Ну не ведьма ли?! Разве что дети малые не знали, как это делается с автомобильными и велосипедными камерами. Но только не с надувными матрасами. И не в такой говенной раковине. Не в такой тесной берлоге!..
– Вы собирались спать на нем, пан Малкош? – вкрадчиво поинтересовался комиссар Хыдзик.
И прежде чем я успел кивнуть головой, она опять встряла:
– Мы с ним вчера чуточку поругались. Марчин обиделся, ну и захотел лечь отдельно…
Тут уж комиссар своего шанса не проморгал. Она поднесла ему этот шанс на блюдечке с голубой каемочкой, отчего я впал в легкую панику.
– Ну а до того, как поругались, что между вами было? – Глаза его блестели, усы встопорщились. Так бы и врезал по косточкам. Сначала ему, потом ей. Этой дуре за то, чтобы не распускала язык, а ему, чтобы не стряхивал пепел куда не следует!..
– До этого мы лежали на диване, – мило улыбнулась Йованка, на щеках которой цвел нежный румянец. А вот у пани Марии Элеоноры щеки были густо-бурячного цвета.
Комиссар Хыдзик иронически усмехнулся:
– Пани всегда спит в одной постели со своими кузенами? В таком возрасте, знаете ли… – Он хмыкнул и расправил усы.
– Страх Господень! Блудница вавилонская! – пробормотала пани Поплавская.
– Ну уж не до такой степени я испорчена! – возразила Йованка с непосредственностью законченной идиотки, сующей голову в пасть льву.
– А до какой? – Глаза комиссара сияли.
Йованка многозначительно глянула на пани Поплавскую. Хыдзик ее намек понял и после троекратно повторенной глубокой благодарности за содействие чуть ли не волоком вытащил бедную старушку на лестницу. Вернулся он тяжело дыша.

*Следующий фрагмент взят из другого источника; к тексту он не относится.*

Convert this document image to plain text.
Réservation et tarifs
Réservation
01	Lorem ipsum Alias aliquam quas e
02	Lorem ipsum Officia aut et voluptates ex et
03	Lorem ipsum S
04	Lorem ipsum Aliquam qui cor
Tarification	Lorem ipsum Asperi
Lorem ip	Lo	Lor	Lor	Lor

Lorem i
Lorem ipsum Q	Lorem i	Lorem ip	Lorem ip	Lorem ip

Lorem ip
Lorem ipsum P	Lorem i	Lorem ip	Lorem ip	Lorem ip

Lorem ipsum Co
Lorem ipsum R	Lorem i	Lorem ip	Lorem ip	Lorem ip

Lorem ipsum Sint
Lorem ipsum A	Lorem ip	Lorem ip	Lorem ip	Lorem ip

– Пана Малкоша я тоже должен попросить выйти?
Она пожала плечами:
– А зачем, собственно? Он знает, по какому поводу я пришла…

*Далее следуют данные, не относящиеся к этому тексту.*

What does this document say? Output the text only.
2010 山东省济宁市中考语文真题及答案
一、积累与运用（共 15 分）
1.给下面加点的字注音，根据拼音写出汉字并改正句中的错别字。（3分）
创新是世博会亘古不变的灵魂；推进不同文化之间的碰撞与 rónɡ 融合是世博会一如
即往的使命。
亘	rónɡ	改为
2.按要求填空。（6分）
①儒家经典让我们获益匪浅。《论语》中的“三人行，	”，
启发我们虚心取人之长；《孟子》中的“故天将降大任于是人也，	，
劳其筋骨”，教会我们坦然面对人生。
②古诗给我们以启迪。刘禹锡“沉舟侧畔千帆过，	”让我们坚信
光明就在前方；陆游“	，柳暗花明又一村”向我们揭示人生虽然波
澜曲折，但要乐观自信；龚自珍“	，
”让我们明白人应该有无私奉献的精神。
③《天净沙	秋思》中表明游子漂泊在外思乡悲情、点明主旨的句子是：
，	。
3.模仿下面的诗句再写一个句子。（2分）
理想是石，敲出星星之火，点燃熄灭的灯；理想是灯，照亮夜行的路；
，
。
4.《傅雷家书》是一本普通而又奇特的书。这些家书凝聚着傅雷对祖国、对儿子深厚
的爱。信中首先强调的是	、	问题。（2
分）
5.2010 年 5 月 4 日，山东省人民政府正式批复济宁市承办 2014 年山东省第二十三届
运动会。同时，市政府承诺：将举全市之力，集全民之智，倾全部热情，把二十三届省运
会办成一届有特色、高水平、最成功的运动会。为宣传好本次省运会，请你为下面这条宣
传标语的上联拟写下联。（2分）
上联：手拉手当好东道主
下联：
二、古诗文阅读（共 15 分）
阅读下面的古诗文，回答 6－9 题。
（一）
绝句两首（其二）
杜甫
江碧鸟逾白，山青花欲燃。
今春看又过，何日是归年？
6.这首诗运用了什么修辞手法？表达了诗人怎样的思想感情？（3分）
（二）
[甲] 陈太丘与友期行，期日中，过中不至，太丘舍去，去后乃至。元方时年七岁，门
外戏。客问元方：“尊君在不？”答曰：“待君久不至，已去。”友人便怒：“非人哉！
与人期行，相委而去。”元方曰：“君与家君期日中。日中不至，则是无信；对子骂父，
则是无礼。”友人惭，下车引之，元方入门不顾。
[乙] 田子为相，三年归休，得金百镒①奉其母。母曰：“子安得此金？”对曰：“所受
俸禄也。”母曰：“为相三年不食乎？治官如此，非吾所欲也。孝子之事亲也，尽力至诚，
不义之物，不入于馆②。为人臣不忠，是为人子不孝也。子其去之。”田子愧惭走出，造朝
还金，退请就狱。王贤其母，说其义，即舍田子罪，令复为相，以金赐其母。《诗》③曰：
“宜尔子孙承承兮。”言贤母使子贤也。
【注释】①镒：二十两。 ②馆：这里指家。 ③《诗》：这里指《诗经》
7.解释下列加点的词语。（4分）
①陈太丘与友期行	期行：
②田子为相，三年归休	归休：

Этот хам не дал ей договорить:
– И по какому же поводу она к вам пришла, пан Малкош?
Никогда в жизни не был я участником перекрестного допроса. Комиссар явно хотел подловить нас на деталях и неточностях. Должно быть, в молодости, когда он учился на полицейского и одновременно заканчивал начальную школу, кто-то вбил ему в башку, что подозреваемых надо допрашивать по отдельности. Это желание читалось на его морде невооруженным глазом.
Йованка открыла рот:
– Но ведь это же так есте…
Пан комиссар опять перебил ее:
– Я вас спрашиваю, Малкош.
Нужно было что-то сказать. И немедля. Его подозрения рухнули под тяжестью моего алиби. Но подозрительность полицейского – чувство особое. Одна моя ошибка – и пан Хыдзик снова возведет меня в ранг подозреваемого номер один. Хотя бы по причине отсутствия других подозреваемых. Если бы Йованка вдруг подумала, что Хыдзик меня загнал в угол, и опять заговорила бы… Честно говоря, я уже и подумать боялся, что вышло бы в этом случае!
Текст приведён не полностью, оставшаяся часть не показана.